A Fita Branca
A origem do mal
Por Luiz Joaquim | 19.02.2010 (sexta-feira)
Não é de hoje que chamamos a atenção para a figura do austríaco Michael Haneke como, muito provavelmente, o mais interessante cineasta europeu hoje em atividade. E não é pelos prêmios que ele vem conquistando. Depois de disputar quatro vezes o prêmio máximo do festival de Cannes – “Violência Gratuita”, 1997; “Código Desconhecido”, 2000; “A Professora de Piano”, 2001; “Cache”, 2005; na quinta disputa, ano passado com “A Fita Branca” (Das Weisse Band, Ale./Aus.) ele não só saiu vencedor, como ganhou o Globo de Ouro 2010 de filme estrangeiro e concorre ao mesmo título (e ao de melhor fotografia) na festa do Oscar, próximo 7 de março.
Em termos básicos, dizemos com tranquilidade que Haneke é o mais interessante pela sua elegância e inteligência com as quais associa alta tensão social, psicológica e humana num mesmo enredo. Agrega-se a isso a capacidade de utilizar a linguagem cinematográfica (com todas as palhetas de cores, contrastes, sons e tempo, pela montagem) para nos sugar a um universo muito particular mas, ao mesmo tempo, tão universal que serve de espelho para qualquer um de nós.
No caso de “A Fita Branca”, temos mais uma obra refinada em seu diálogo com o público, nos dizendo que as informações ali expostas têm algo de muito sérias. Mas estão alis dispostas de forma tão misteriosas que nos incomoda apenas pela sugestão e quase nunca pelo explícito.
No enredo, temos um retrato assustador de um vilarejo no interior da Alemanha pré-Primeira Guerra Mundial. Ali temos a inflexibilidade de pais que educam os filhos sob a rigidez de impiedosa violência ao menor desvio, sob a alegação de mantê-los o mais puro possível. Contrasta com isso o desvio de caráter dos próprios adultos, em particular no que diz respeito ao sexo.
Sucede que nesse ambiente, acidentes inexplicáveis começam a acontecer, com direito a crianças sequestradas e torturadas, na mesma medida em que os adultos vão ficando mais e mais desorientados, sem compreender a gravidade que os cerca, ou a nova realidade da qual tiveram responsabilidade em criar – mas não admitem em nome de uma ordem estéril e cega.
Um capítulo à parte deve ser escrito sobre a fotografia deste filme.

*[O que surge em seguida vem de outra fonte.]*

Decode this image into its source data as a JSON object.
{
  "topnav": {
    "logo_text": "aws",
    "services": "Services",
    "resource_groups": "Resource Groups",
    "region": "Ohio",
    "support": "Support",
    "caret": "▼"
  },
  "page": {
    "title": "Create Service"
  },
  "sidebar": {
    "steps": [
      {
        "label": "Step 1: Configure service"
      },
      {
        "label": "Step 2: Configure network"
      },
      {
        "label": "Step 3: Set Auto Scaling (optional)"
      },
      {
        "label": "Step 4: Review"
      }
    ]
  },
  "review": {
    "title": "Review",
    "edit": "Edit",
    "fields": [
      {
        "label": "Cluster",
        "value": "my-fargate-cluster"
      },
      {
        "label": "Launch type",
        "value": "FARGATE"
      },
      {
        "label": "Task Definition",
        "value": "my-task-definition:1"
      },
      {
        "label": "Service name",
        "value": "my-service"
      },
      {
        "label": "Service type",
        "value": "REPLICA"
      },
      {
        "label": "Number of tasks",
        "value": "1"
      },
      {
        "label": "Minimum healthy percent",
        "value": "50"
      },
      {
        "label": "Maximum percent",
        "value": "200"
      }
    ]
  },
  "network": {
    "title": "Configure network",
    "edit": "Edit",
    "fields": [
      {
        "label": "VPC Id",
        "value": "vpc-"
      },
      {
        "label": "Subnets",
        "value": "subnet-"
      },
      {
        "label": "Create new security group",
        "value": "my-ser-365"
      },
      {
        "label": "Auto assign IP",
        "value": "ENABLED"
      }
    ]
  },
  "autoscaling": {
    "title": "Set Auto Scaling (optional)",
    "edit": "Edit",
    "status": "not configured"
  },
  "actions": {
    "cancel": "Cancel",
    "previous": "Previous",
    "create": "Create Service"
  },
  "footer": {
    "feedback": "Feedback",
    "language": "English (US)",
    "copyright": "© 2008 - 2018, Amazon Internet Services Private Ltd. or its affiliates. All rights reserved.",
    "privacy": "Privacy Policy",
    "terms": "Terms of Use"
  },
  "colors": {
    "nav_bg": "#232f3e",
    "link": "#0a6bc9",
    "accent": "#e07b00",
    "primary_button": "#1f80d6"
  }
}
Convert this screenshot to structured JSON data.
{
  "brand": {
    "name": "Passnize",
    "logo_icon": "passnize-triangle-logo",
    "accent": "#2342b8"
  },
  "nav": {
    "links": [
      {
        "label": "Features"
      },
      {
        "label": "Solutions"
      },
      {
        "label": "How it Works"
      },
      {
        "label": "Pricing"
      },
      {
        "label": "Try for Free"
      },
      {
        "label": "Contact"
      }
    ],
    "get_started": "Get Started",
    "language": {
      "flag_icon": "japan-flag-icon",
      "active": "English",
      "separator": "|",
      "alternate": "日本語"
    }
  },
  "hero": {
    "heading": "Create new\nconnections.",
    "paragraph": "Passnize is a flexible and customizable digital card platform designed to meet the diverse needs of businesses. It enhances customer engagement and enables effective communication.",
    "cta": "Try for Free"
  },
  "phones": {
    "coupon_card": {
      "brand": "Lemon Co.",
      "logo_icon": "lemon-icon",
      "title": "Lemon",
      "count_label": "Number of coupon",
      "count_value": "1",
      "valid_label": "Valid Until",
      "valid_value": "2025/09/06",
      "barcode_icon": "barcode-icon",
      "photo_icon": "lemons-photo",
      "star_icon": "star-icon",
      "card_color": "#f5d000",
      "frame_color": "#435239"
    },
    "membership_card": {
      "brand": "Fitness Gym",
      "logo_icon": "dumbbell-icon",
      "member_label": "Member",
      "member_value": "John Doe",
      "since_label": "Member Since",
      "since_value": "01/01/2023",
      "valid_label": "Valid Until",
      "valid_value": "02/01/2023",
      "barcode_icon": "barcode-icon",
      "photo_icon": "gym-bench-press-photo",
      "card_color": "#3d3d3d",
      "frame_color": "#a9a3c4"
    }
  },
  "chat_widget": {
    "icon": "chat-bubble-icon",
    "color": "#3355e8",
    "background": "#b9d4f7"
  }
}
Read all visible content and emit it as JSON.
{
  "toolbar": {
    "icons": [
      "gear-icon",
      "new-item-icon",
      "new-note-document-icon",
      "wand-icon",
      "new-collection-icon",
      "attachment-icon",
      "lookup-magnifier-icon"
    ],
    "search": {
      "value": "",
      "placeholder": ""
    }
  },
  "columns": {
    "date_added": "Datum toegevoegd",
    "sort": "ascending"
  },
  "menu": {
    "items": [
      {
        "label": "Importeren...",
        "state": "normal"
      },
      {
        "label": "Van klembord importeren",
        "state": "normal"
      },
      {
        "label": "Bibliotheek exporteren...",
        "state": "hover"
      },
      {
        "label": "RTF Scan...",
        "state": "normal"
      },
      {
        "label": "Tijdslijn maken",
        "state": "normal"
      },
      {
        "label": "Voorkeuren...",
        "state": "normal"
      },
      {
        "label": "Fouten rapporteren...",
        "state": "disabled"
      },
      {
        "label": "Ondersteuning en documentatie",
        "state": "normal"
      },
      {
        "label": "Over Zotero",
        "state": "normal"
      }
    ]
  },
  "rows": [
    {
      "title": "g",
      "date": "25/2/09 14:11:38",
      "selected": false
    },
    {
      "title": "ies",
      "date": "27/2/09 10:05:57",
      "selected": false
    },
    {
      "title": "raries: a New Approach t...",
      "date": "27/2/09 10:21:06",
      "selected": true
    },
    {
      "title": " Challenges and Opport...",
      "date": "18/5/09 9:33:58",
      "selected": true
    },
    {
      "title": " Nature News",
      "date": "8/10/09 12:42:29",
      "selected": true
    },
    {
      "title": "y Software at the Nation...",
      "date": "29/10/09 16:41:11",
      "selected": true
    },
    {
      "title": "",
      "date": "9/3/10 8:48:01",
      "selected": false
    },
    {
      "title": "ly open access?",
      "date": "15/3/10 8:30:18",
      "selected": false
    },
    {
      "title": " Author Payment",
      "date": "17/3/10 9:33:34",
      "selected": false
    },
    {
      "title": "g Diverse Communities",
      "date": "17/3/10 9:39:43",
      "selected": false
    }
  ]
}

Podemos arriscar que dificilmente lembraremos, desde “Barry Lydon” (1975), de Kubrick, de outra fotografia tão bem pensada e tratada como foi esta pelo austríaco Christian Berger em “A Fita Branca”. Cinematografado num preto e branco lúgubre, a pouca luz que insurge que na escuridão assombra. Aterroriza.
As difusas imagens das crianças, que saem do preto absoluto para vir a tênue luz noturna formam uma combinada perfeita com o silêncio respeitoso imposto pelos seus pais. Dessa forma, as figuras infantis ganham um ar quase fantasmagórico, sugerindo dali uma futura geração de adultos perturbados com a disciplina, a rigidez moral e, o mais grave, com a pureza. Pureza perseguida pelos adultos impuros.
A certa altura, depois de diversos “acidentes”, alguém encontra um bilhete deixado pelos algozes que diz: “Vamos punir seus filhos, até a 4á geração, pelos pecados de seus pais”. Não à toa, o filme foi apontado em Cannes como uma espécie de indício germinal dos ideais nazistas, aplicados na Segunda Guerra, para a pureza da raça ariana.
Dizer que violência gera violência seria uma idéia muito rasteira para aplicar a “A Fita Branca”. Mas não podemos esquecer das figuras adultas pelas quais Haneke engendra sua história: um médico, um pastor, um barão, seu administrador e um lavrador daquela comunidade. Apenas três mulheres têm voz no filme. Uma é a esposa do barão. Outra, a governanta do médico – que sofre, do ponto de vista feminino, talvez uma das maiores humilhações já verbalizadas no cinema – e a outra é a adolescente Eva. Esse sim, símbolo de pureza e alvo de paixão de um professor, este também, representando a justiça. É sua voz já envelhecida, inclusive, que narra a história, em off, de uma perspectiva do futuro das ações.
Ver “A Fita Branca” no cinema é uma experiência rica não apenas do ponto de vista da beleza plástica, mas também da reflexão sobre a loucura humana, e da combinação que surge destes dois elementos narrativos. É preciso reconhecer uma obra de arte que você se depara com ela. É, também, preciso aprender a calar-se diante dela.